What to do: Communicate with her on her own level: Tell her you understand that the Year 2000 Bug is really a conspiracy between Microsoft and the Trilateral Commission, but cousin Andy still isn't convinced. That'll teach him for pulling the head off your G.I. Joe when you were six.

Uncle Daniel, "the successful one": If your dad's brother is rich from discovering a high-tech use for cotton swabs or directing Batman 5 or something, it throws off the dynamics of the entire family, and don't think everyone doesn't know it. Uncle Daniel gets the lion's share of the attention, the respect, even first crack at the turkey leg. But while it would be easy for him to offer you a great job you would really enjoy, somehow he hasn't yet.

What to do: Never ask him for a job. He'd make you beg for it, then give you some crappy gofer position along with a lecture about working your way up. The only way he'll ever respect you is if you become equally successful in a competing field - and you won't even have to brag to him about it, since your father will be doing it for you.

Cousin Bob - big Cousin Bob: He's a pretty nice guy for a Pontiac salesman, and he's friendly enough. It's just that you have a hard time forgetting how he beat you up at every family gathering when you were 10 and he was a hulking 13. Now his wife won't let him get into fights anymore, though he still tries to make you grimace whenever he shakes your hand.

What to do: A shoulder, biceps and forearm regimen mixed with 150 reps on a hand strengthener every day. You may never match his size, but you can have a stronger grip.

Little Sally, your niece twice removed: What a cute little girl ... if only she didn't have to prove it every 10 seconds. She gets plenty of praise at home, but somehow she needs more - a lot more. When she interrupts your conversation by tugging on your arm and saying, "Lookit what I can do!" for the 20th time, you come just short of telling her the truth about Santa.

What to do: Observe her folks' parenting skills as an example of how not to raise your own kids. In the meantime, give the little princess a thousand-piece jigsaw puzzle and tell her you heard the gift across the street put it together in less than an hour. It's mean, but hey, so is life. She has to find that out sooner or later.

Aunt Emily, your mother's adopted sister: Well, you think that's how she's related to you - apparently, there's some secret from years ago that no one wants to talk about. She's somewhere between 40 and 73, wears extremely bright clothing and spends her time traveling around the world on no perceptible income. She's very peppy and lots of fun for the first 20 minutes or so, when you suddenly begin to find her exhausting.

What to do: Treat her very well. She's just the sort of person who could turn out to have a million bucks tucked away in a sock somewhere.
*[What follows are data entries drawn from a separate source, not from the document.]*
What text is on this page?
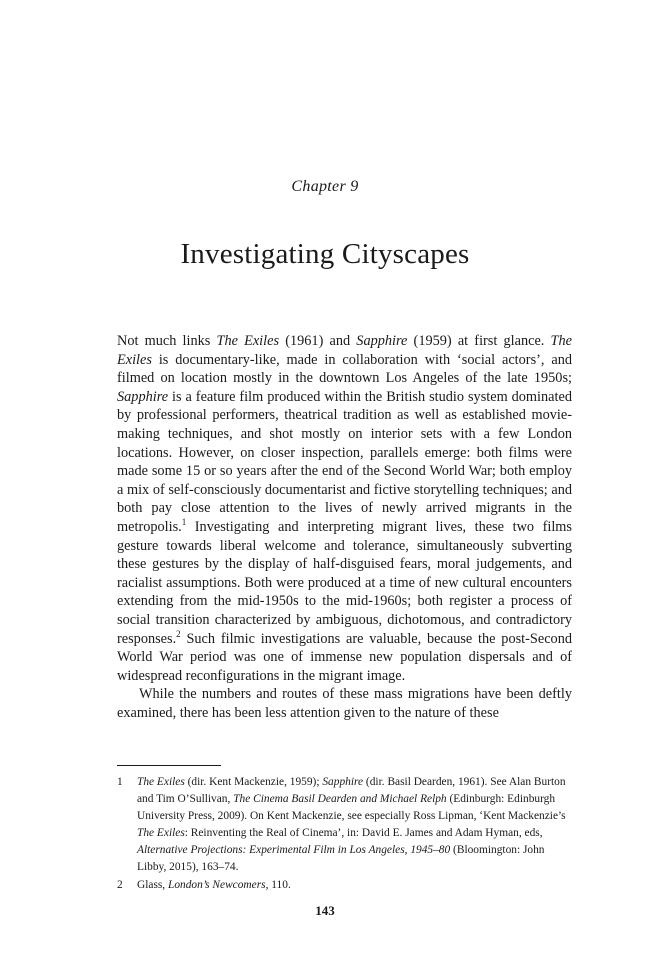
Chapter 9
Investigating Cityscapes

Not much links The Exiles (1961) and Sapphire (1959) at first glance. The Exiles is documentary-like, made in collaboration with ‘social actors’, and filmed on location mostly in the downtown Los Angeles of the late 1950s; Sapphire is a feature film produced within the British studio system dominated by professional performers, theatrical tradition as well as established movie-making techniques, and shot mostly on interior sets with a few London locations. However, on closer inspection, parallels emerge: both films were made some 15 or so years after the end of the Second World War; both employ a mix of self-consciously documentarist and fictive storytelling techniques; and both pay close attention to the lives of newly arrived migrants in the metropolis.$^1$ Investigating and interpreting migrant lives, these two films gesture towards liberal welcome and tolerance, simultaneously subverting these gestures by the display of half-disguised fears, moral judgements, and racialist assumptions. Both were produced at a time of new cultural encounters extending from the mid-1950s to the mid-1960s; both register a process of social transition characterized by ambiguous, dichotomous, and contradictory responses.$^2$ Such filmic investigations are valuable, because the post-Second World War period was one of immense new population dispersals and of widespread reconfigurations in the migrant image.

While the numbers and routes of these mass migrations have been deftly examined, there has been less attention given to the nature of these

1	The Exiles (dir. Kent Mackenzie, 1959); Sapphire (dir. Basil Dearden, 1961). See Alan Burton and Tim O’Sullivan, The Cinema Basil Dearden and Michael Relph (Edinburgh: Edinburgh University Press, 2009). On Kent Mackenzie, see especially Ross Lipman, ‘Kent Mackenzie’s The Exiles: Reinventing the Real of Cinema’, in: David E. James and Adam Hyman, eds, Alternative Projections: Experimental Film in Los Angeles, 1945–80 (Bloomington: John Libby, 2015), 163–74.
2	Glass, London’s Newcomers, 110.
143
Uncle Fred, who's getting better: He's a loser, but a fun loser. He lives in a cool city and will show you around his favorite lowlife dives when you go to visit him. Since his latest stint in rehab, he doesn't consume anything but eggnog at the family dinners, but he still manages to get tanked. At which point he starts drunkenly detailing the faults of all your other relatives, which would be a scary scene except that you think everything he's saying is pretty much true.

What to do: Accept him for the lovable souse he is, while assuring your parents that you don't ever intend to turn out like him, no matter what they think. But don't, under any circumstances, allow things to be set up so you're sharing a room with him. You'd be better off with your nephew who wets the bed.

Sexy Cousin Violet: Every time you see her, you remember all the not-so-innocent thoughts you used to have about her when the two of you were teenagers - mainly because you're still having them now. She's cute and curry, she wears exactly the kind of clothes her mother tells her not to, and sometimes you'd swear she was flirting with you. Guess what? She is.

What to do: Don't sweat it - she flirts with everybody. You can't help having natural male reactions, even if marrying her would be illegal n most states. Anyway, you'd attract more attention from everybody if you acted embarrassed around her than if you simply appreciate her for what she is and get on with your life.